II- Para averiguar se o meio contencioso empregado e o proprio ha que atender a configuração ou natureza do pedido, tal como e formulado na petição, confrontando-o com a regra legal que comanda a forma de fazer a sua apreciação.
III- Assim, se o autor não pede a anulação de um acto definitivo e executorio, mas diversamente que o tribunal interprete um contrato administrativo, declare o seu incumprimento por parte do reu e se lhe reconheça o direito ao pagamento de certas quantias em dinheiro, a titulo de execução do mesmo contrato e de indemnização, o meio contencioso adequado não e o recurso mas sim a acção (artigo 851 do Codigo Administrativo).
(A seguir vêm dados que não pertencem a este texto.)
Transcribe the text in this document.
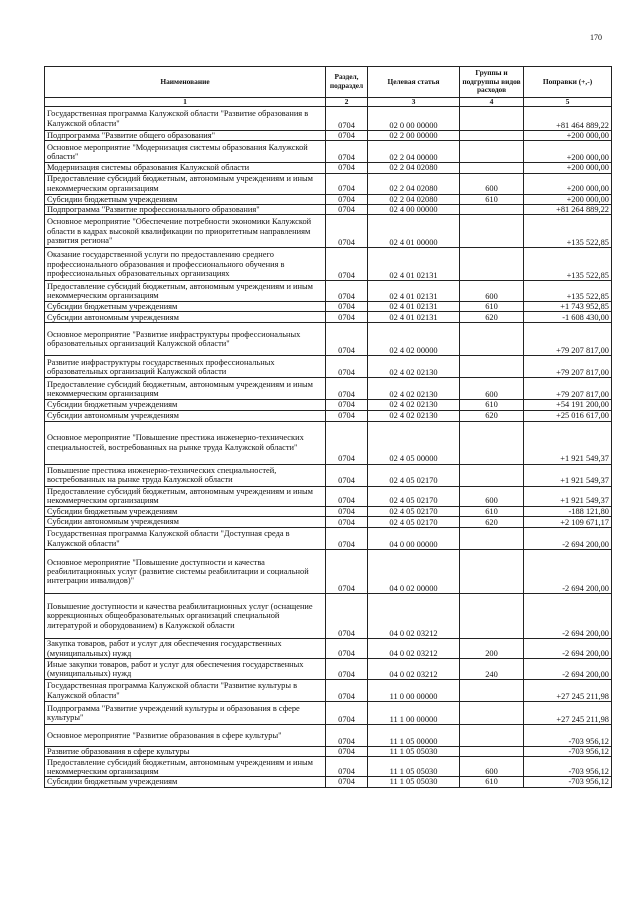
170
Наименование	Раздел, подраздел	Целевая статья	Группы и подгруппы видов расходов	Поправки (+,-)
1	2	3	4	5
Государственная программа Калужской области "Развитие образования в Калужской области"	0704	02 0 00 00000		+81 464 889,22
Подпрограмма "Развитие общего образования"	0704	02 2 00 00000		+200 000,00
Основное мероприятие "Модернизация системы образования Калужской области"	0704	02 2 04 00000		+200 000,00
Модернизация системы образования Калужской области	0704	02 2 04 02080		+200 000,00
Предоставление субсидий бюджетным, автономным учреждениям и иным некоммерческим организациям	0704	02 2 04 02080	600	+200 000,00
Субсидии бюджетным учреждениям	0704	02 2 04 02080	610	+200 000,00
Подпрограмма "Развитие профессионального образования"	0704	02 4 00 00000		+81 264 889,22
Основное мероприятие "Обеспечение потребности экономики Калужской области в кадрах высокой квалификации по приоритетным направлениям развития региона"	0704	02 4 01 00000		+135 522,85
Оказание государственной услуги по предоставлению среднего профессионального образования и профессионального обучения в профессиональных образовательных организациях	0704	02 4 01 02131		+135 522,85
Предоставление субсидий бюджетным, автономным учреждениям и иным некоммерческим организациям	0704	02 4 01 02131	600	+135 522,85
Субсидии бюджетным учреждениям	0704	02 4 01 02131	610	+1 743 952,85
Субсидии автономным учреждениям	0704	02 4 01 02131	620	-1 608 430,00
Основное мероприятие "Развитие инфраструктуры профессиональных образовательных организаций Калужской области"	0704	02 4 02 00000		+79 207 817,00
Развитие инфраструктуры государственных профессиональных образовательных организаций Калужской области	0704	02 4 02 02130		+79 207 817,00
Предоставление субсидий бюджетным, автономным учреждениям и иным некоммерческим организациям	0704	02 4 02 02130	600	+79 207 817,00
Субсидии бюджетным учреждениям	0704	02 4 02 02130	610	+54 191 200,00
Субсидии автономным учреждениям	0704	02 4 02 02130	620	+25 016 617,00
Основное мероприятие "Повышение престижа инженерно-технических специальностей, востребованных на рынке труда Калужской области"	0704	02 4 05 00000		+1 921 549,37
Повышение престижа инженерно-технических специальностей, востребованных на рынке труда Калужской области	0704	02 4 05 02170		+1 921 549,37
Предоставление субсидий бюджетным, автономным учреждениям и иным некоммерческим организациям	0704	02 4 05 02170	600	+1 921 549,37
Субсидии бюджетным учреждениям	0704	02 4 05 02170	610	-188 121,80
Субсидии автономным учреждениям	0704	02 4 05 02170	620	+2 109 671,17
Государственная программа Калужской области "Доступная среда в Калужской области"	0704	04 0 00 00000		-2 694 200,00
Основное мероприятие "Повышение доступности и качества реабилитационных услуг (развитие системы реабилитации и социальной интеграции инвалидов)"	0704	04 0 02 00000		-2 694 200,00
Повышение доступности и качества реабилитационных услуг (оснащение коррекционных общеобразовательных организаций специальной литературой и оборудованием) в Калужской области	0704	04 0 02 03212		-2 694 200,00
Закупка товаров, работ и услуг для обеспечения государственных (муниципальных) нужд	0704	04 0 02 03212	200	-2 694 200,00
Иные закупки товаров, работ и услуг для обеспечения государственных (муниципальных) нужд	0704	04 0 02 03212	240	-2 694 200,00
Государственная программа Калужской области "Развитие культуры в Калужской области"	0704	11 0 00 00000		+27 245 211,98
Подпрограмма "Развитие учреждений культуры и образования в сфере культуры"	0704	11 1 00 00000		+27 245 211,98
Основное мероприятие "Развитие образования в сфере культуры"	0704	11 1 05 00000		-703 956,12
Развитие образования в сфере культуры	0704	11 1 05 05030		-703 956,12
Предоставление субсидий бюджетным, автономным учреждениям и иным некоммерческим организациям	0704	11 1 05 05030	600	-703 956,12
Субсидии бюджетным учреждениям	0704	11 1 05 05030	610	-703 956,12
IV- Não e de aplicar o disposto no artigo 753 do Codigo de Processo Civil ao Supremo Tribunal Administrativo, pois que, se este se substituisse a Auditoria para julgar em 1 instancia, eliminar-se-ia inteiramente a possibilidade de recurso.
V- A acção de regresso que justifica o chamamento a autoria não supõe sempre a existencia de responsabilidade civil do terceiro chamado, podendo ter lugar noutros casos especialmente previstos na lei.